Lizzie still sat on the spectacularly ugly plastisynth sofa, dressed in a pink nightshirt, her hair in sixteen braids tied with pink ribbon. Electronic parts lay scattered over her blanket. I viewed her around Billy, who opened the door but didn’t want to let me in.
“Lizzie’s asleep, her.”
“No, she isn’t, Billy. She’s right there.”
“Vicki!” Lizzie cried in her little-girl voice, and something unexpected turned over in my chest. “You’re here!”
“She’s sick, her, too sick for no company.”
“I’m fine, me,” Lizzie said. “Let Vicki in, Billy. Pleeeaasse?”
He did, unhappily. Annie wasn’t around. I said, “What have you got there, Lizzie?”
“The apple peeler ’bot from the café kitchen,” she said promptly, and without guilt. Billy winced. “It broke and I took it apart, me, to see if I can fix it.”
“And can you?”
“No. Can you?” She looked at me with hungry brown eyes. Billy left the apartment.
“Probably not,” I said. “I’m not a ’bot tech. But let me see.”
“I’ll show you, me.”
She did. She put together the pieces of the peeler ’bot, which had a simple standard Kellor chip powered by Y-energy. I went to school with Alison Kellor, who always professed a world-weary disdain for the electronic empire she would inherit. Lizzie assembled the ’bot in about two minutes and showed me how it wouldn’t work despite an active chip. “See this
little teeny bit here, Vicki? Where the peeler arm fits onto the ’bot? It’s sort of melted, it.”
I said, “What do you think did that?”
The big brown eyes looked at me. “I don’t know, me.”
“I do.” The destroyed joint was duragem. Had been duragem, until attacked by the renegade replicating dissembler.
“What melted it, Vicki?”
I turned the ’bot over in my hands, looking for other duragem joints. They were there, between the less durable but cheaper nonmoving plastics. The others weren’t “sort of melted, them.” But neither were a few of the duragem parts.
“What melted it, Vicki? Vicki?” I felt a hand on my arm.

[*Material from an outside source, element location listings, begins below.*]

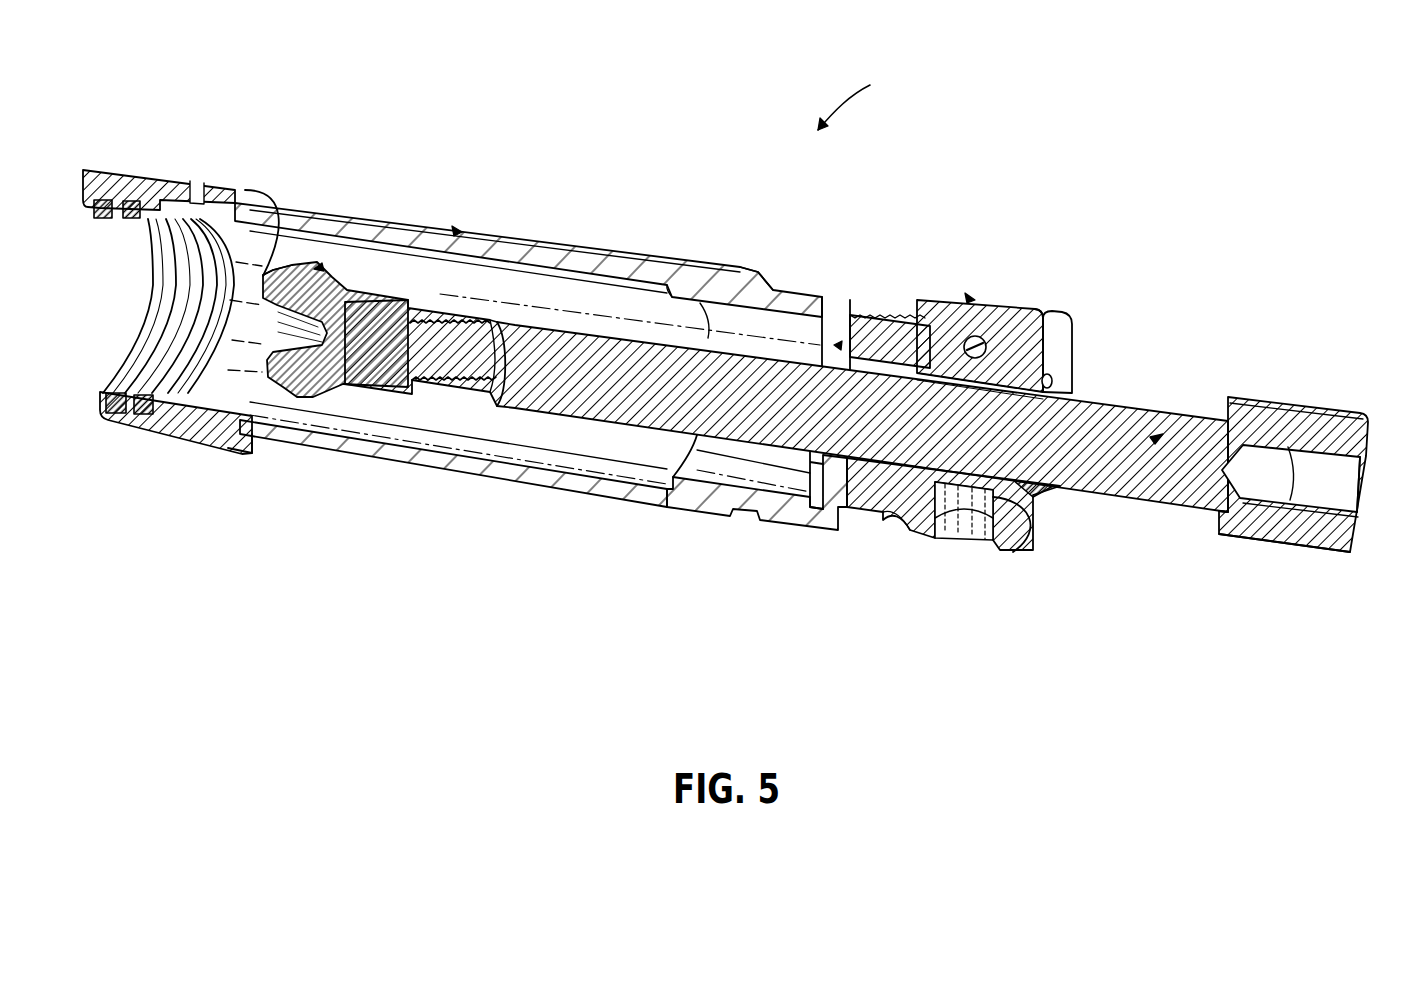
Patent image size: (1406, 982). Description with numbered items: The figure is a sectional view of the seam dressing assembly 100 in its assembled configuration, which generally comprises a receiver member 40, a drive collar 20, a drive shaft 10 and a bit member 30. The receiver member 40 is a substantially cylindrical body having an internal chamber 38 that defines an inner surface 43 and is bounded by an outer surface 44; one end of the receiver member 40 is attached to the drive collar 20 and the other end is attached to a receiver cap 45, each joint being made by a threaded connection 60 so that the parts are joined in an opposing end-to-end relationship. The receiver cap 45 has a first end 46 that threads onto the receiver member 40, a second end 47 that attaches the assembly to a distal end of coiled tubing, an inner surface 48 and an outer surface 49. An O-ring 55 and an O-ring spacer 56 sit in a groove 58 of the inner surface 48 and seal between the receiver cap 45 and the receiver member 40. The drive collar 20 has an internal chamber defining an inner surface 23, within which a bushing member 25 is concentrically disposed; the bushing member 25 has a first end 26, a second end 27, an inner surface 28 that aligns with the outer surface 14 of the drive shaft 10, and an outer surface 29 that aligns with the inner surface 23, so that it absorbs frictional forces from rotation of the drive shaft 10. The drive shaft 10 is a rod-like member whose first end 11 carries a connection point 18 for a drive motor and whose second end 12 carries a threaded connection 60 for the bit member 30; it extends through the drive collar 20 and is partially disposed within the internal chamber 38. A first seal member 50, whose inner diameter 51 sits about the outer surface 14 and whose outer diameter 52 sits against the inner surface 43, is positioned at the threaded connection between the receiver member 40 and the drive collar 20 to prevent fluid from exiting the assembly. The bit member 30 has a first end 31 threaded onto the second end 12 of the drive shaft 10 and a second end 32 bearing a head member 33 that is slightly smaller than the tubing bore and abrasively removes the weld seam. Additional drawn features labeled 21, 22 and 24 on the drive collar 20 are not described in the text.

The seam dressing assembly 100 is at (872, 84).
The drive shaft 10 is at (1152, 437).
The first end of drive shaft 11 is at (1367, 417).
The second end of drive shaft 12 is at (430, 384).
The outer surface of drive shaft 14 is at (1215, 520).
The connection point 18 is at (1356, 500).
The drive collar 20 is at (974, 299).
The key block tab 21 is at (1063, 360).
The lower block 22 is at (850, 505).
The inner surface of drive collar 23 is at (975, 336).
The key block corner 24 is at (1015, 310).
The bushing member 25 is at (1035, 515).
The first end of bushing member 26 is at (1053, 382).
The second end of bushing member 27 is at (880, 338).
The inner surface of bushing member 28 is at (950, 505).
The outer surface of bushing member 29 is at (1000, 540).
The bit member 30 is at (385, 355).
The first end of bit member 31 is at (497, 390).
The second end of bit member 32 is at (266, 284).
The head member 33 is at (324, 266).
The internal chamber 38 is at (560, 313).
The receiver member 40 is at (460, 230).
The inner surface of receiver member 43 is at (612, 460).
The outer surface of receiver member 44 is at (615, 250).
The receiver cap 45 is at (148, 195).
The first end of receiver cap 46 is at (236, 198).
The second end of receiver cap 47 is at (100, 415).
The inner surface of receiver cap 48 is at (123, 368).
The outer surface of receiver cap 49 is at (226, 452).
The first seal member 50 is at (836, 345).
The inner diameter of first seal member 51 is at (818, 462).
The outer diameter of first seal member 52 is at (838, 330).
The O-ring 55 is at (103, 200).
The O-ring spacer 56 is at (160, 420).
The groove 58 is at (150, 420).
The threaded connection 60 is at (500, 340).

Why hadn’t the other duragem joints been attacked? Because the dissembler was clocked. It had self-destructed after a certain time, and had also stopped replicating after making a certain number of copies of itself. Much—maybe even most—nanotech had this safety feature.
Lizzie shook my arm. “What melted it, Vicki? What?”
“A tiny little machine. Too small to see.”
“The duragem dissembler? The one I saw, me, on the newsgrid?”
Then I did look up. “You watch the donkey newsgrids?”
She gave me a long, serious look. I could see this was an important decision for her: to trust me or not. Finally she said, as if it were an answer, “I’m almost twelve, me. My mama, she still thinks I’m six.”
“Ah,” I said. “So how does a twelve-year-old see donkey newsgrids? They’re never on at the café.”
“Nothing’s on in the middle of the night. Some nights. I go there, me, and watch.”
“You sneak out?”
She nodded solemnly, sure that this admission would bring down the world. She was right. I had never imagined a Liver kid with that much ambition or curiosity or intelligence or guts. Lizzie Francy was not supposed to exist. She was as much a wild card as the duragem dissembler, and as unwelcome. To both Livers and donkeys.